The face looked back at me, and in it, there was the resemblance. To Val. She looked like Val. Val’s hair had been short and blonde, too. Only recently had she let it grow out; only recently had she let it go back to her dark red.
Had I missed this? How? Did I fail to see it because I didn’t want to see it?
I started the car, I drove like crazy back to Brighton Beach, to Val’s office, and when I got there she was gone. I called her. Val? Val? Answer the phone!
CHAPTER EIGHTEEN
Val?
All the way home, I called, I put my phone on redial, and when I got to my block I barely noticed that Roy Pettus was leaning against the wall of the Korean grocery on the corner. Holding a bottle of Coke, he saw me pull up. I put my phone away.
“Hello, Art.”
“Roy. You following me?”
He looked at his watch.
“Nope, just hoping you might be coming home before I have to go back to New Jersey,” Roy said who was wearing a suit, the jacket too big, the collar of his shirt too tight. “You give my offer some thought?” he said. “You okay, Artie?

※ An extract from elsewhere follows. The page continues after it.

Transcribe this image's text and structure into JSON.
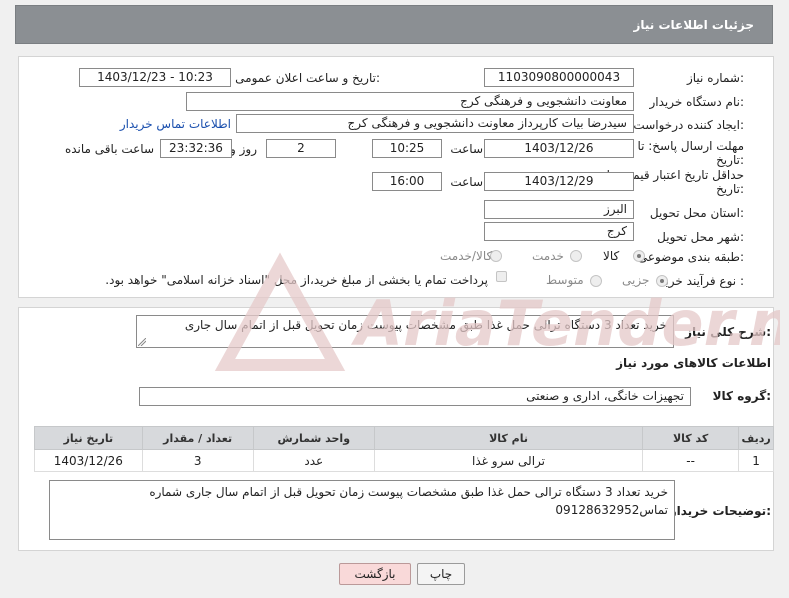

You look shook up.”
“What offer?”
“Coming in with us.”
“No thanks. I’m helping out on a homicide. I’m busy.”
“The Russian girl, right? I could give you some stuff on this, help you finish it up.”
“What kind?”
Leaning forward, his head jutting out of his tight shirt collar, he reacted fast, and said, voice low, “This personal with you at all, Artie? You have a stake in this case?” He stuck his finger into his collar like he was suffocating. “God, I feel like a horse’s ass, suit and tie, haven’t been in a get-up like this for years since I left the city.” He adjusted the jacket. “It’s too damn hot for this.”

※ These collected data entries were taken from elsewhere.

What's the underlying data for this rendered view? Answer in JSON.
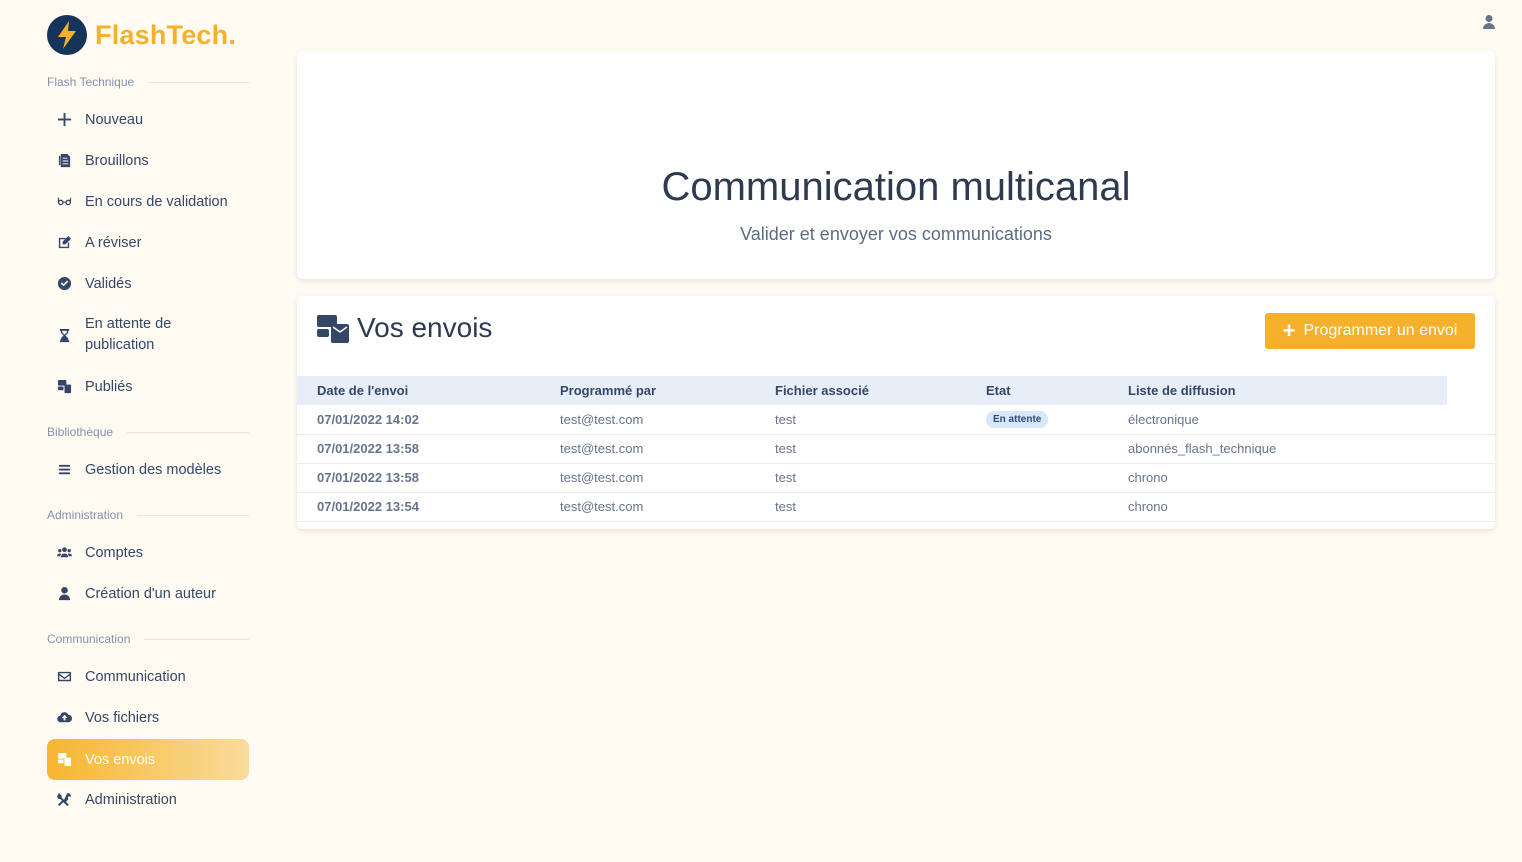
{
  "brand": {
    "name": "FlashTech."
  },
  "sidebar": {
    "sections": [
      {
        "title": "Flash Technique"
      },
      {
        "title": "Bibliothèque"
      },
      {
        "title": "Administration"
      },
      {
        "title": "Communication"
      }
    ],
    "items": [
      {
        "label": "Nouveau",
        "icon": "plus-icon"
      },
      {
        "label": "Brouillons",
        "icon": "drafts-icon"
      },
      {
        "label": "En cours de validation",
        "icon": "glasses-icon"
      },
      {
        "label": "A réviser",
        "icon": "edit-icon"
      },
      {
        "label": "Validés",
        "icon": "check-circle-icon"
      },
      {
        "label": "En attente de publication",
        "icon": "hourglass-icon"
      },
      {
        "label": "Publiés",
        "icon": "mail-bulk-icon"
      },
      {
        "label": "Gestion des modèles",
        "icon": "list-icon"
      },
      {
        "label": "Comptes",
        "icon": "users-icon"
      },
      {
        "label": "Création d'un auteur",
        "icon": "user-icon"
      },
      {
        "label": "Communication",
        "icon": "envelope-icon"
      },
      {
        "label": "Vos fichiers",
        "icon": "cloud-upload-icon"
      },
      {
        "label": "Vos envois",
        "icon": "mail-bulk-icon",
        "active": true
      },
      {
        "label": "Administration",
        "icon": "tools-icon"
      }
    ]
  },
  "hero": {
    "title": "Communication multicanal",
    "subtitle": "Valider et envoyer vos communications"
  },
  "envois": {
    "title": "Vos envois",
    "button_label": "Programmer un envoi",
    "columns": [
      "Date de l'envoi",
      "Programmé par",
      "Fichier associé",
      "Etat",
      "Liste de diffusion"
    ],
    "rows": [
      {
        "date": "07/01/2022 14:02",
        "by": "test@test.com",
        "file": "test",
        "status": "En attente",
        "list": "électronique"
      },
      {
        "date": "07/01/2022 13:58",
        "by": "test@test.com",
        "file": "test",
        "status": "",
        "list": "abonnés_flash_technique"
      },
      {
        "date": "07/01/2022 13:58",
        "by": "test@test.com",
        "file": "test",
        "status": "",
        "list": "chrono"
      },
      {
        "date": "07/01/2022 13:54",
        "by": "test@test.com",
        "file": "test",
        "status": "",
        "list": "chrono"
      }
    ]
  },
  "colors": {
    "accent": "#f6b12c",
    "background": "#fffbf3",
    "brand_dark": "#16335a",
    "badge_bg": "#d9e7fb"
  }
}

“You want to come up to my place?” All the time we were talking, I strained to hear my cellphone. Call, I thought. Val?
“Thanks. That would be fine,” Pettus said. “I won’t stay long. Just need to cool off.”
Upstairs at my place, Pettus removed his jacket carefully, folded it neatly on a kitchen stool, sat down on another one and asked if he could smoke. I said sure and got him a cold Coke, which he asked for, confessing he was addicted to the stuff.
I put a glass and an ashtray in front of him, then checked my messages and my e-mails, while he watched me, guessing how frantic I was, that I was waiting to hear from somebody.
He concentrated on his drink, but I knew he was looking around, watching me, taking a good look, appraising my place, me, how I lived. It was what he had wanted, maybe even why he had been waiting for me on the street in front of my building.
“Nice place,” he said.
I got a beer from the fridge, sat opposite him and said, “Thank you.” And waited.
“Tough living in the city these days. Expensive.”
“Roy, let’s skip the small talk.”
“Just wanting to help.”
“Spit it out, Roy, you’re still wanting me to go to London, spy on the Russians there, get involved, is that it? If so, please don’t follow me around and bug my friends, it doesn’t make me feel comfortable at all.”
“Like I said, I’m sorry about that,” said Roy. “We’re in trouble,” he said, as the phone rang, and I bolted from the kitchen to answer it. It wasn’t Val.
“Not the call you’ve been waiting for?” Pettus added mildly.
I didn’t answer, just said, “What makes you so sure I’d be good at this stuff, this whatever you call it? Intelligence. Isn’t that the polite term, Roy? Isn’t that what Bush calls it every time he wants some more money to bug our phones? It’s all just bluster, it’s just the fucking Russians rattling their missiles and stamping their feet.”
Pettus crushed out his smoke, got up, loped across my loft, admired some photographs on the wall, looked at my books, picked one out and examined it. I couldn’t see the title. From one of the big industrial windows that faced the street, he looked at the building opposite mine. He turned to me.
“I am really sorry for not coming to you straight,” he said. “I don’t know what got hold of me. I need your help. We need you bad. It’s that simple. I can’t think of anyone else I can ask, or trust.”
Climbing back on the stool, he put his elbows on the counter, asked if he could have another Coke and smiled, as if at his own pathetic addiction to the soda.